Thanks fellas, hopefully I will be able to test it out soon


----------



## FishinDude1973 (Oct 3, 2012)

Very nice


Sent from my iPhone using Tapatalk


----------



## jm423 (Sep 18, 2011)

Hope you have good way to move it to range, certainly no featherweight. (Which it shouldn't be). Compliments, very nice job.


----------



## dwilliams35 (Oct 8, 2006)

I built a similar design a few years back on skids so I could just drag it around with whatever I want to pull it with, and one thing I have been intending to do is making a "door" on the top, which once "opened" would leave a hole to stick an AR magazine through so you can use the same shooting position as a standard configuration rifle, instead of having to build up shooting rests to gain magazine clearance.


----------



## Bocephus (May 30, 2008)

dwilliams35 said:


> I built a similar design a few years back on skids so I could just drag it around with whatever I want to pull it with, and one thing I have been intending to do is making a "door" on the top, which once "opened" would leave a hole to stick an AR magazine through so you can use the same shooting position as a standard configuration rifle, instead of having to build up shooting rests to gain magazine clearance.


I bought a couple of 10 round magpul mags just for the range.


----------



## dwilliams35 (Oct 8, 2006)

Bocephus said:


> I bought a couple of 10 round magpul mags just for the range.
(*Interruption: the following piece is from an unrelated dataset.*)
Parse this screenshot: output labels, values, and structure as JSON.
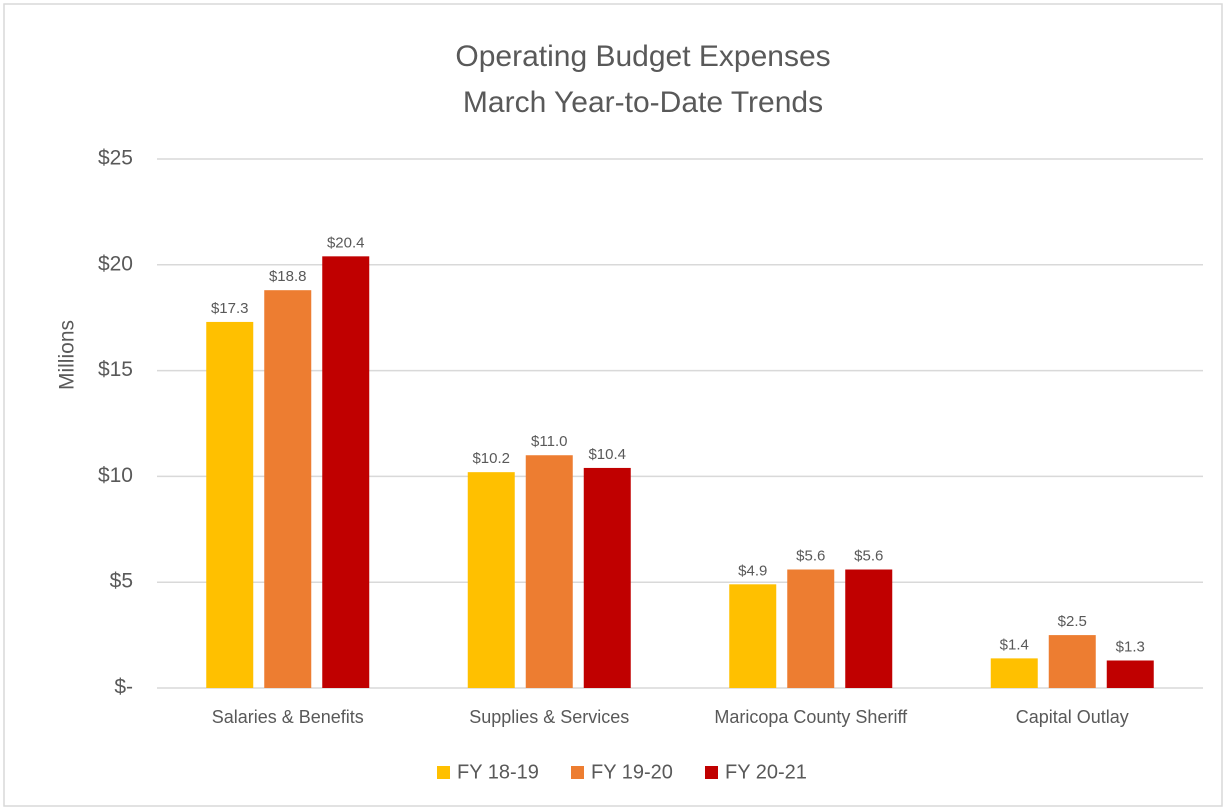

. I have too, although some of them are pretty hard to find.. I still keep running into issues where the magazine (and pistol grip, for that matter) are forcing me to change shooting position on the bench. That trapdoor is still somewhere in the "to do" list, at this point it's probably sitting somewhere around the spring of 2019....


----------



## nckrsamford (Jan 2, 2018)

Paint the bottom baby blue. Works pretty dang good for keeping hornets from nesting!


----------